Fin dai primi anni ’70, Trotta ha sperimentato il ricorso ai materiali più disparati (vetro, polimeri plastici, rame e metalli vari) cercando di costruire un “discorso” sulla forma. Il suo atteggiamento, meditativo e poetico al contempo, è particolarmente evidente in lavori dei primi anni settanta quali Le quattro stagioni (piccole stampe su alluminio del 1970) o la serie de Le cave (1973) in cui blocchi di marmo vengono tagliati in sottili lastre rettangolari poi emulsionate e impressionate con immagini fotografiche delle cave di marmo.
In questo gioco di richiami visuali e formali (marmo che imita carta fotografica che ritrae il marmo) Trotta non smette mai di studiare lo spazio, di costruirlo visivamente. Nella sua poetica esso non è soltanto fisico e materiale ma è, soprattutto, memoria e ricordo di un luogo, che diventa oggetto secondo un preciso canone di bellezza e poesia. Esempio di questo suo atteggiamento è la serie recente di Scontrini (dal 2000 a oggi): lastre di marmo, dallo spessore incredibilmente sottile e irregolare, incise come veri e propri scontrini fiscali. Le informazioni riportate, data ora luogo nome del locale e, ovviamente, elenco della consumazione, assumono in questo caso un valore completamente diverso grazie all’eternità garantita loro dal marmo. I locali di cui si conserva la memoria non sono semplici punti di ristoro ma vengono scelti dall’artista tra i ritrovi storici di artisti e intellettuali di tutto il Novecento sia italiano che internazionale (es. “La Coupole” di Parigi, o “La Boteguita del Medio” di Cuba). Gli scontrini diventano allora appunti indelebili per la memoria di quei luoghi dove si è sperimentata, in un determinato momento della Storia, una nuova e diversa visione del mondo.
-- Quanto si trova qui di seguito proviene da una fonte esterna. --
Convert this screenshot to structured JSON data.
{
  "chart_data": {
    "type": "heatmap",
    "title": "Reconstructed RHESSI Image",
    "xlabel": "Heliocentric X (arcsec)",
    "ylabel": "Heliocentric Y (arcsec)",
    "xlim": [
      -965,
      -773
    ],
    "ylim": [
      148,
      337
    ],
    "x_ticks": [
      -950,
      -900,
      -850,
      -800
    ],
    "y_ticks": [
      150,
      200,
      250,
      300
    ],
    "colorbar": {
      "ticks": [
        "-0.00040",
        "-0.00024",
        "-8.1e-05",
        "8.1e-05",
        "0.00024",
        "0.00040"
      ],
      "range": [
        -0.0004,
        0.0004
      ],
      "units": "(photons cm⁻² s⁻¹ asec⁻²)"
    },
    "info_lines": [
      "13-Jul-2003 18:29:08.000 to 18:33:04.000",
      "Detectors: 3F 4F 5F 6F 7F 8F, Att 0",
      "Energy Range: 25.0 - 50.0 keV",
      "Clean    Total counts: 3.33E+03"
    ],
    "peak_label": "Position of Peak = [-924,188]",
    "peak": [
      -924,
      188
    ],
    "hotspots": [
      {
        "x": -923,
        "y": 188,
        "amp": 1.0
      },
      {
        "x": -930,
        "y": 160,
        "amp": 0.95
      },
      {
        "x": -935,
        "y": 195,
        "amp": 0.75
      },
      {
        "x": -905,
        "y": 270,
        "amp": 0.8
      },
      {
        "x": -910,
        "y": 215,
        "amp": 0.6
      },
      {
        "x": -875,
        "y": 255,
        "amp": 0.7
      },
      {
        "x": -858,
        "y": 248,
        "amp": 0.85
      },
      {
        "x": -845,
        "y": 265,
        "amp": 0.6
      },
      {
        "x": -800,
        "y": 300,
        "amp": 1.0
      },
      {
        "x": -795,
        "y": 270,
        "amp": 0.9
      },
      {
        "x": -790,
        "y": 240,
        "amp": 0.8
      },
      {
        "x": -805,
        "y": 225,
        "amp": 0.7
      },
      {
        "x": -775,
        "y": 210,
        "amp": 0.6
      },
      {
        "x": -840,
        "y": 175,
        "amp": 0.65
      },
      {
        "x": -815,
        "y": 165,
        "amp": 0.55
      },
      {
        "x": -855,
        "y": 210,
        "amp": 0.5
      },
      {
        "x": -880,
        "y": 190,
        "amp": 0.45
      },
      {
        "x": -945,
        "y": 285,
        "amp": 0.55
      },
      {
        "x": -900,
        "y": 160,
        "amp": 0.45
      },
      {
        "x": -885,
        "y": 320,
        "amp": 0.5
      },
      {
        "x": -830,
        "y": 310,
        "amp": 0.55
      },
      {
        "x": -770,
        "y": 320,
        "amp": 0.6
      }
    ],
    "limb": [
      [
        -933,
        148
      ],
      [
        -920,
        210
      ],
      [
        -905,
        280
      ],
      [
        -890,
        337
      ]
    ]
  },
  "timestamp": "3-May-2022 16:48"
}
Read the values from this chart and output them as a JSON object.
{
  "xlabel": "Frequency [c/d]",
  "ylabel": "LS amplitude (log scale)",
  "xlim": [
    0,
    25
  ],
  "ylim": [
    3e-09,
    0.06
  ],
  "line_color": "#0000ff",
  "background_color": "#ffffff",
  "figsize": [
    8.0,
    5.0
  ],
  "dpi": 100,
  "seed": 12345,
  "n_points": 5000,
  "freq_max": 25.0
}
Antonio Trotta (Stio, 1937; vive tra Milano, Pietrasanta e Terlizzi) Giovanissimo si trasferisce in Argentina dove trascorre buona parte della giovinezza. Inizia la sua carriera espositiva a Buenos Aires nel 1966 al Museo di Arte Moderna e già nel 1968 viene invitato alla Biennale di Venezia come rappresentante del padiglione argentino. Alla fine degli anni ’70 visita la Grecia e riscopre sia soggetti mitici e mitologici sia l’uso di materiali come il bronzo, il mosaico e il marmo. Si susseguono intanto mostre e riconoscimenti di livello internazionale: oltre al 1968 sarà alla Biennale di Venezia nel 1976, 1978 e 1990; al National Museum di Osaka (1979), alla Galleria Nazionale d’Arte Moderna di Roma (1980), al PAC di Milano (1982, 1988, 1989); alla Fondazione Pomodoro di Milano (2010) personali in prestigiose gallerie quali Christian Stein di Torino (1971 e 1977); Galleria Francois Lambert, Milano (1970); Galleria Omphalos, Terlizzi (1998, 2008); Galleria Oddi Baglioni, Roma (1990); Galleria Invernizzi, Milano (1999).